Add Pylint checks forcing Pyomo rules to use only local variables

dallan-keylogic opened this issue · 5 comments

While debugging issues with collocation discretization for dynamics, we found that nonintuitive behavior of Python closures when defining functions with nonlocal variables can cause major problems. The behavior at issue is this:

In [1]: string = "foo"

In [2]: def print_foo():
   ...:     print(string)
   ...:

In [3]: string = "bar"

In [4]: print_foo()
bar

The behavior I expected was that when print_foo is defined, it would freeze the value of string to be what it was when print_foo was defined. Instead, it is still updated from the outer context. This can cause a ton of trouble when Pyomo rules are created using nonlocal variables. For example, in the Separator, a rule is defined using multiple variables from outside the local scope:

image

The same problem occurs: the nonlocal variables change in a loop, the equations are generated correctly the first time, but then are incorrectly generated at additional timepoints by PyomoDAE.

To prevent this problem in the future, I propose that checks be added (via Pylint?) that any function with rule in the name, and any functions with the @Constraint or @Expression decorators be forced to use only local variables.

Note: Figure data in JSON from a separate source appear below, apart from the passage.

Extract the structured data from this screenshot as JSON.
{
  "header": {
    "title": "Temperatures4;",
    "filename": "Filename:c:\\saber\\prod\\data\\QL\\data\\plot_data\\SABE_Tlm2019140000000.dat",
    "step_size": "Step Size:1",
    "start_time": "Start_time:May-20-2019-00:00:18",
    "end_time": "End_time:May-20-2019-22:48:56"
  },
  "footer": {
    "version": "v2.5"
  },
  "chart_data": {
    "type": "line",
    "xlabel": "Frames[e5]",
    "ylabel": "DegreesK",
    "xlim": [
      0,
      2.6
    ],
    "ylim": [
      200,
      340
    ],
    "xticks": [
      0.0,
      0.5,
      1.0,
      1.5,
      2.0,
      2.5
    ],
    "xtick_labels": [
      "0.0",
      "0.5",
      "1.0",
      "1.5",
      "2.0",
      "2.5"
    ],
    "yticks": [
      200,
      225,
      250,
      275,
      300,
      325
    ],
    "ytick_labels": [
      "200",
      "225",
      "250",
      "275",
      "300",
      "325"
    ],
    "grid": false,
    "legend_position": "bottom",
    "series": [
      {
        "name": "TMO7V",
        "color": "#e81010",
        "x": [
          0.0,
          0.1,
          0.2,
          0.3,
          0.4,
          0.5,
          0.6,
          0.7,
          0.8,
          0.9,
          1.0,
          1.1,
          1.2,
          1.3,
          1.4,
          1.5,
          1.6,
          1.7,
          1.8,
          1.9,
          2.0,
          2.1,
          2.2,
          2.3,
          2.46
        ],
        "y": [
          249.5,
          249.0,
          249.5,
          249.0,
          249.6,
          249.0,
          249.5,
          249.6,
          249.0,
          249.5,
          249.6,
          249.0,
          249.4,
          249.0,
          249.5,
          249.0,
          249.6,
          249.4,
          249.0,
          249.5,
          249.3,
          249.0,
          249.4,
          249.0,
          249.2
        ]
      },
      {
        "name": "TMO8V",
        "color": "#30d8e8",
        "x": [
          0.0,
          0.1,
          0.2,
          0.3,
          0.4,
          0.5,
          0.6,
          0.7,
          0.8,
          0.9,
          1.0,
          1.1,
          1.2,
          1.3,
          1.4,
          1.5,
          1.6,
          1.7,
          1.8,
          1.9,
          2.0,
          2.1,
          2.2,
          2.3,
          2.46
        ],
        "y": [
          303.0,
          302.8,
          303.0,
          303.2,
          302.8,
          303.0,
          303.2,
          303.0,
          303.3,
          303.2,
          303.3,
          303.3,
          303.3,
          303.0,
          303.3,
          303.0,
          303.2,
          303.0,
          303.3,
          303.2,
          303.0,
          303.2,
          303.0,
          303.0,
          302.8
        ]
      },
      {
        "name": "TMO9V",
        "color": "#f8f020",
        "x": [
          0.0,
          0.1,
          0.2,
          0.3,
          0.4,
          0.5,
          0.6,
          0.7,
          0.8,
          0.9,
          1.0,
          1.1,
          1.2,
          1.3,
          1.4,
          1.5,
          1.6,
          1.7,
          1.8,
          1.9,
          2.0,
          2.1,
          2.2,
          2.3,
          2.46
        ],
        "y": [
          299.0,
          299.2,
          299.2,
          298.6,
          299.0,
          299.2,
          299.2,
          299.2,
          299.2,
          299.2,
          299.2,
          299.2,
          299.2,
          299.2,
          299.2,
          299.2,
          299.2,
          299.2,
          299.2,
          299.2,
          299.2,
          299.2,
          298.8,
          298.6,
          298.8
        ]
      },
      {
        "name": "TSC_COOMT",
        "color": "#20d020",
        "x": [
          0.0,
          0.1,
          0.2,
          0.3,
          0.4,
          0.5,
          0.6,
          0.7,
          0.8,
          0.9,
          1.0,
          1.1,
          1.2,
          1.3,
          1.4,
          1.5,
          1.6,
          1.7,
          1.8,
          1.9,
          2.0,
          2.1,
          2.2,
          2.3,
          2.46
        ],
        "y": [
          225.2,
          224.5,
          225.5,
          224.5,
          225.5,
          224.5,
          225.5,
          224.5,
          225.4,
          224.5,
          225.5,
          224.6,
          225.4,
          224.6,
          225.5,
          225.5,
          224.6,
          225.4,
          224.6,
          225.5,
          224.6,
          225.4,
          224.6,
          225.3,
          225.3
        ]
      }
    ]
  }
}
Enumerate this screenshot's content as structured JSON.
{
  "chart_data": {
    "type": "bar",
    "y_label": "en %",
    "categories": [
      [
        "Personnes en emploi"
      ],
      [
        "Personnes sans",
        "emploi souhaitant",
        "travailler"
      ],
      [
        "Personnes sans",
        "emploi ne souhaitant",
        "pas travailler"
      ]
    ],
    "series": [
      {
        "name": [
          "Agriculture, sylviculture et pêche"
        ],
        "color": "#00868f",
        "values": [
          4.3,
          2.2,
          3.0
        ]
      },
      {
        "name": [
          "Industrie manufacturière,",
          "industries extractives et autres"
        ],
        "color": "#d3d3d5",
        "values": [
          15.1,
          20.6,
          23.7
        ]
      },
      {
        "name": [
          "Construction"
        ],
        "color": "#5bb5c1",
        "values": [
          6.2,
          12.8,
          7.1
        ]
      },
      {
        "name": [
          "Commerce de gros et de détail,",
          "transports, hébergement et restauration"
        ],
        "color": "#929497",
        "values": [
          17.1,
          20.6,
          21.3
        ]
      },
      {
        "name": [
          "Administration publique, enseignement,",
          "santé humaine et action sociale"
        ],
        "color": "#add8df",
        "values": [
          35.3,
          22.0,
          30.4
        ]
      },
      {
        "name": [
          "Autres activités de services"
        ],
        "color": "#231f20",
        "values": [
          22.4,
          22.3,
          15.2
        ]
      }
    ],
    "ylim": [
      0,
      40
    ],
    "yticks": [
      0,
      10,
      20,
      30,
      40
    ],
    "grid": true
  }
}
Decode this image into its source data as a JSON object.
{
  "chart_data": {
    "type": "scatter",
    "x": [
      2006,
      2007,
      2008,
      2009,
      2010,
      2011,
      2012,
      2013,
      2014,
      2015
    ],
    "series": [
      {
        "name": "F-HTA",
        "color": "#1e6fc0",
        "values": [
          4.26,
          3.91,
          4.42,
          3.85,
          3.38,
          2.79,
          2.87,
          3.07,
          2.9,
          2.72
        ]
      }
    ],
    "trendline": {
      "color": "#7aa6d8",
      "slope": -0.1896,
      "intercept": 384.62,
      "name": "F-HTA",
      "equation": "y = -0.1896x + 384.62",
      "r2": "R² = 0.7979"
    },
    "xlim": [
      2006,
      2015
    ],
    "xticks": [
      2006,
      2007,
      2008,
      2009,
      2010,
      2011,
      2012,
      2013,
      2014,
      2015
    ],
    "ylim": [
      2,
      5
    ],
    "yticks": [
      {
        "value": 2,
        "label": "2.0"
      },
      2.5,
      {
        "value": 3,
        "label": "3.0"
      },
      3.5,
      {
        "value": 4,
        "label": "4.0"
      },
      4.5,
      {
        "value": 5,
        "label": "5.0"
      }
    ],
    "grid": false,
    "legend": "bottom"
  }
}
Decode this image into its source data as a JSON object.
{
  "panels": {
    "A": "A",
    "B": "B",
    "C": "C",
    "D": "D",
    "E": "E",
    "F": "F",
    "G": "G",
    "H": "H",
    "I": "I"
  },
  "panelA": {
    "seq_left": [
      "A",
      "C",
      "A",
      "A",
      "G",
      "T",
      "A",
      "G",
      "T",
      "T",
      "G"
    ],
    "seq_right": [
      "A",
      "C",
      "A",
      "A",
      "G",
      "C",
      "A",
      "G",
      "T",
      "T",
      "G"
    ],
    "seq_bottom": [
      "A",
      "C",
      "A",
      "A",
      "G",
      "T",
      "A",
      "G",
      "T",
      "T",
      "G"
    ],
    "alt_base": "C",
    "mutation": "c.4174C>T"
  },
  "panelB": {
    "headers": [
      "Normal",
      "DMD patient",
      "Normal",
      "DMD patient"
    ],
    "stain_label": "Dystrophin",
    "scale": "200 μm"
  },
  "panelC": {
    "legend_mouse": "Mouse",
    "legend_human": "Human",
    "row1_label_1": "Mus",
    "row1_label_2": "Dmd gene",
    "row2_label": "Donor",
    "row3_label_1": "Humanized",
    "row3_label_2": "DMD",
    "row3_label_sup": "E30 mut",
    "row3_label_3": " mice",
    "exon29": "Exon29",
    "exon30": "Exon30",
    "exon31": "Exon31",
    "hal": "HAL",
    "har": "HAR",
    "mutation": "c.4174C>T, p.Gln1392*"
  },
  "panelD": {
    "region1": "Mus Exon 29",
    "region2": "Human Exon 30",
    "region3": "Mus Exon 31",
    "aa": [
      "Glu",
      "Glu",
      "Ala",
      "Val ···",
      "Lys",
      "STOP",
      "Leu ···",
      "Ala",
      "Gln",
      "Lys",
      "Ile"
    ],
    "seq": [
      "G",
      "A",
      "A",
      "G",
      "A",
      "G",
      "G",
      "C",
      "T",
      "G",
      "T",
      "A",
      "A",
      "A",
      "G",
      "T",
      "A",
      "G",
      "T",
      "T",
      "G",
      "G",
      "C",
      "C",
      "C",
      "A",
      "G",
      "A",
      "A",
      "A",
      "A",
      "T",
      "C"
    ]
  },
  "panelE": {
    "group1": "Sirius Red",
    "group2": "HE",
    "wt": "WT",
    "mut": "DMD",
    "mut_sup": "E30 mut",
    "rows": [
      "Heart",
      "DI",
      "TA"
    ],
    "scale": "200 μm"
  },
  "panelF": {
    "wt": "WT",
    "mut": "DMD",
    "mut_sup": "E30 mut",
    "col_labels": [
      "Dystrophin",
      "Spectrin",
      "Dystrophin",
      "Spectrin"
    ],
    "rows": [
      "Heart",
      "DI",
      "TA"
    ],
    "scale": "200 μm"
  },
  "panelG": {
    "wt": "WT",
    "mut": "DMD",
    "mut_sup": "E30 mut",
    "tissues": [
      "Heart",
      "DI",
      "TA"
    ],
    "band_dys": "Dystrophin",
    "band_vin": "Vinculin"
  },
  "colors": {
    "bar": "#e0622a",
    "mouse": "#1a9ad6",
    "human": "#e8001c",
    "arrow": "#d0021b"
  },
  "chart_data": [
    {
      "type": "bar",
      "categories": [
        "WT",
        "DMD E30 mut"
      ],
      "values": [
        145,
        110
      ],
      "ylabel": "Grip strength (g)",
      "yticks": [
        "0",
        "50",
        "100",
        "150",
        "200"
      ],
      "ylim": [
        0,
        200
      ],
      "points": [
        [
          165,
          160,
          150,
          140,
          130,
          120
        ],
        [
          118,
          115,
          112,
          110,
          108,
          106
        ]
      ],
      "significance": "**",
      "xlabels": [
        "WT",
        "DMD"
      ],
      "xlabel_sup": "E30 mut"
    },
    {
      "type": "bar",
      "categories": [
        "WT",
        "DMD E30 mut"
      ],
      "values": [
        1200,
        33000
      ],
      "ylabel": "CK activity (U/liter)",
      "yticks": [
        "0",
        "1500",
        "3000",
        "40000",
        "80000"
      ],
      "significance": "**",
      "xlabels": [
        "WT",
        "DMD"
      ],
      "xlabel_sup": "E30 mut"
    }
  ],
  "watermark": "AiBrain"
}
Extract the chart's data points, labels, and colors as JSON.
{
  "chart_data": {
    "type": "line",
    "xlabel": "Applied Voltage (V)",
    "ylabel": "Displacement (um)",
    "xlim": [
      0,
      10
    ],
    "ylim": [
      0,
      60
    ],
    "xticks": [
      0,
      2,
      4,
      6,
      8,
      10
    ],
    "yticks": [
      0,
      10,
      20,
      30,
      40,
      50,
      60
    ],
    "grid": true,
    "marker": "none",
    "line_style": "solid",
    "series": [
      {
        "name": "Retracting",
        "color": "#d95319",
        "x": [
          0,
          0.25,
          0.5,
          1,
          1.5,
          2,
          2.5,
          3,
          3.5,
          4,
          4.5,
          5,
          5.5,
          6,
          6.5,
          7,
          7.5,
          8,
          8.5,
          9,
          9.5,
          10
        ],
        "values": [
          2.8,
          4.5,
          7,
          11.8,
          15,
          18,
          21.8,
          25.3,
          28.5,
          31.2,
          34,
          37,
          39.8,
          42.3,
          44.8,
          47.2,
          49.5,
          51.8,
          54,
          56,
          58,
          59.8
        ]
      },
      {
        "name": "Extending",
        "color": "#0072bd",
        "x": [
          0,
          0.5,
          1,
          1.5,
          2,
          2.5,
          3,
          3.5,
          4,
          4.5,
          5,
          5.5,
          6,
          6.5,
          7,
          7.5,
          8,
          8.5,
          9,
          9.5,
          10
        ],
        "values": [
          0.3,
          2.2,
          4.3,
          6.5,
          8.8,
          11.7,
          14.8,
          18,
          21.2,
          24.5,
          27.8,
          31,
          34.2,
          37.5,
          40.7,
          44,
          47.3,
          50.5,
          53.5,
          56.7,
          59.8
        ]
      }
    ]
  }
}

I've searched for "closures" in the Pylint 2.12.2 docs and cell-var-from-loop seems to be the only match: https://pylint.readthedocs.io/en/v2.12.2/technical_reference/features.html#variables-checker-messages

image

Unfortunately, I'm not sure if that check can be used as-is for this purpose. I'll try to look into (a) searching for similar checks that might have been added in later versions of Pylint, and (b) how the check is implemented in Pylint, to get a sense of how hard it would be to adapt.

I think that check would work to prevent the sorts of problems we're getting from these instances. Being more paranoid than that might be good practice in general, but if we can get most of the value from something built in, no need to put in a huge amount of effort.

I agree with the general principle that "something is better than nothing" when it comes to these checks.

My doubt about this specific check is whether it might be too narrow to be useful: from its name and description (i.e. without having performed tests or looked at how it's implemented), my understanding is that it only triggers if the closure is defined in a for loop, and not in other scopes (such as the if block in the initial example).

The original example is actually nested inside a big for loop, which is causing the problem. It's just too big to actually paste in (look at the PR I opened if you want to see what's going on in context).

Ooh, I see, thanks for clarifying. In this case, I agree it makes sense to at least try enabling the check and see what happens (possibly as part as #1242 itself?).